7. Hukuk Dairesi 2015/8846 E. , 2016/11807 K.
"İçtihat Metni"
Mahkemesi :İş Mahkemesi
Dava Türü : Alacak
YARGITAY İLAMI
Taraflar arasında görülen dava sonucunda verilen hükmün Yargıtay’ca incelenmesi davalı ... Ltd. Şti. vekilince istenilmekle, temyiz isteğinin süresinde olduğu anlaşıldı. Dosya incelendi, gereği görüşüldü:
1-Dosyadaki yazılara, hükmün Dairemizce de benimsenmiş bulunan yasal ve hukuksal gerekçeleriyle dayandığı maddi delillere ve özellikle bu delillerin takdirinde bir isabetsizlik görülmemesine göre, davalı vekilinin aşağıdaki bentlerin kapsamı dışındaki temyiz itirazlarının reddine,
2-Davacı, sözleşmesinin davalı işverence haksız olarak feshedildiğini belirterek, ihbar tazminatı ile eksik ödenen aylık ücret, fazla çalışma, hafta tatili ve ulusal bayram genel tatil alacaklarının davalıdan tahsilini talep etmiştir.

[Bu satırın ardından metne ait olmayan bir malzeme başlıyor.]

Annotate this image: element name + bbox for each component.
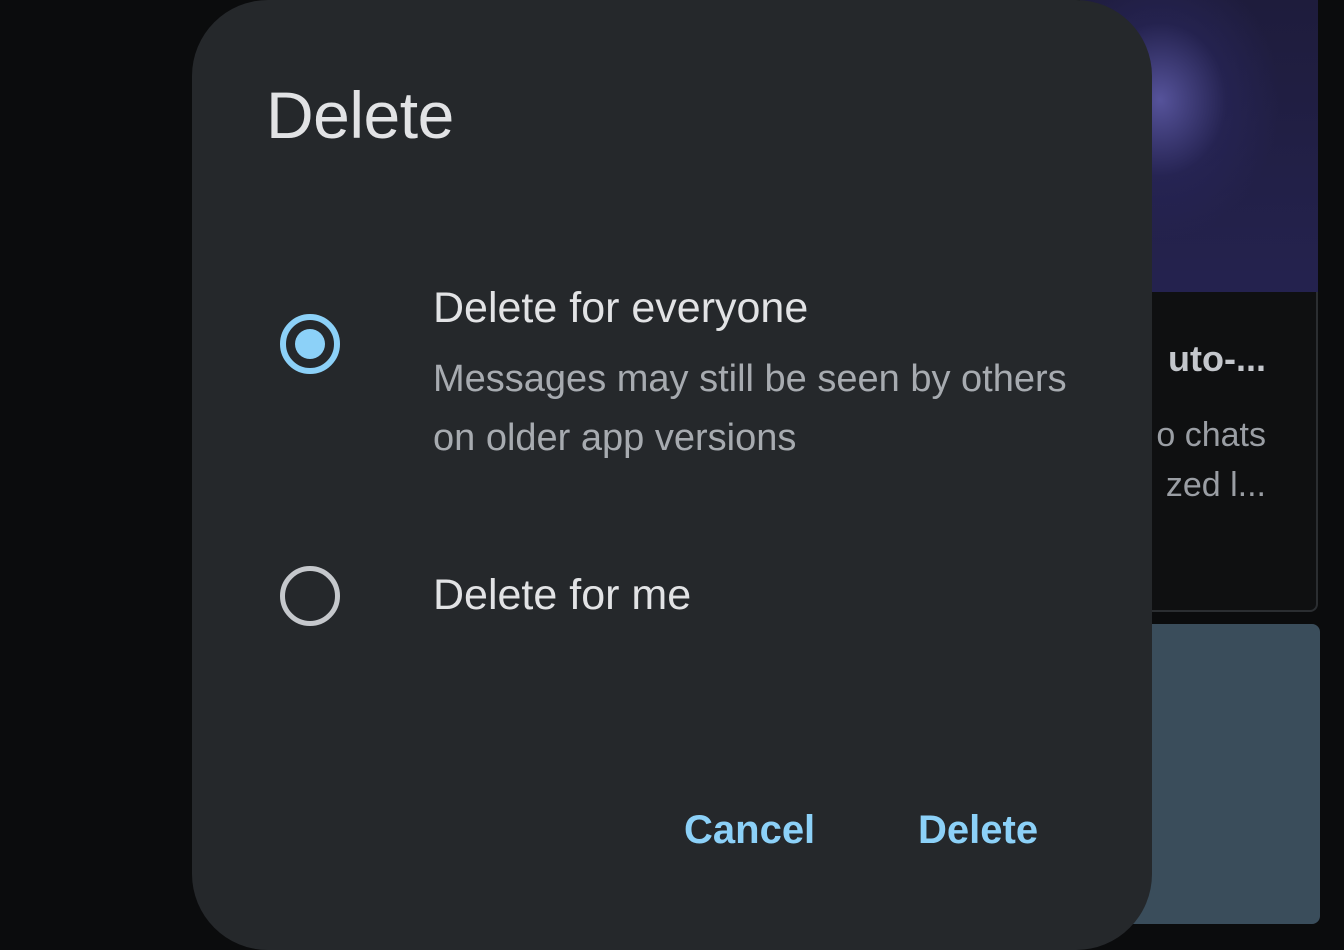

Davalı, cevap dilekçesi ile davanın reddini savunmuştur.
Mahkemece, toplanan kanıtlar ve bilirkişi raporuna dayanılarak, davanın kısmen kabulüne karar verilmiştir.
Taraflar arasında ihbar tazminatına uygulanacak faiz konusunda uyuşmazlık söz konusudur.
4857 sayılı İş Kanununun 17 nci maddesine göre ödenmesi gereken ihbar tazminatında faize hak kazanabilmek için kural olarak işverenin temerrüde düşürülmesi gerekir. Bununla birlikte bireysel ya da toplu iş sözleşmesiyle, iş sözleşmesinin feshi halinde ihbar tazminatının ödeme zamanıyla ilgili olarak açık bir hükme yer verilmişse, belirlenen ödeme tarihi faiz başlangıcı olarak esas alınır.
İhbar tazminatı bakımından uygulanması gereken faiz oranı değişen oranlara göre yasal faiz olmalıdır. Bireysel ya da toplu iş sözleşmesinde faklı bir faiz türü öngörülmüşse, yasal faizin altında olmamak kaydıyla kararlaştırılan faiz uygulanır.
Somut olayda davacı tarafından dava ve ıslah dilekçesinde ihbar tazminatının banka mevduat faiziyle tahsili talep edildiğinden talep dikkate alınarak ihbar tazminatının yasal faiz oranını geçmemek üzere en yüksek banka mevduat faiziyle tahsiline karar verilmesi gerekirken doğrudan yasal faize hükmedilmesi hatalı ise de, bu yanlışlığın giderilmesi yeniden yargılamayı gerektirmediğinden karar bozulmamalı, düzeltilerek onanmalıdır.
SONUÇ: Yukarıda açıklanan nedenlerle temyiz olunan kararın hüküm fıkrasının ihbar tazminatına ilişkin,
“100,00 TL net ihbar tazminatının dava tarihi olan 07/01/2013 tarihinden itibaren yasal faizi ile birlikte davalıdan alınıp davacıya verilmesine,
924,64 TL net ihbar tazminatının ıslah tarihi olan 15/05/2014 tarihinden itibaren yasal faizi ile birlikte davalıdan alınıp davacıya verilmesine,” bentlerinin çıkarılarak yerlerine;
“100,00 TL net ihbar tazminatının 07/01/2013 dava tarihinden itibaren yasal faiz oranını geçmemek üzere en yüksek banka mevduat faizi ile birlikte davalıdan alınarak davacıya verilmesine,
924,64 TL net ihbar tazminatının 15/05/2014 ıslah tarihinden itibaren işleyecek yasal faiz oranını geçmemek üzere en yüksek banka mevduat faizi ile birlikte davalıdan alınarak davacıya verilmesine,” rakam ve sözcüklerinin yazılmasına, hükmün düzeltilmiş bu şekliyle ONANMASINA, temyiz harcının istek halinde davalıya iadesine, 31/05/2016 gününde oybirliğiyle karar verildi.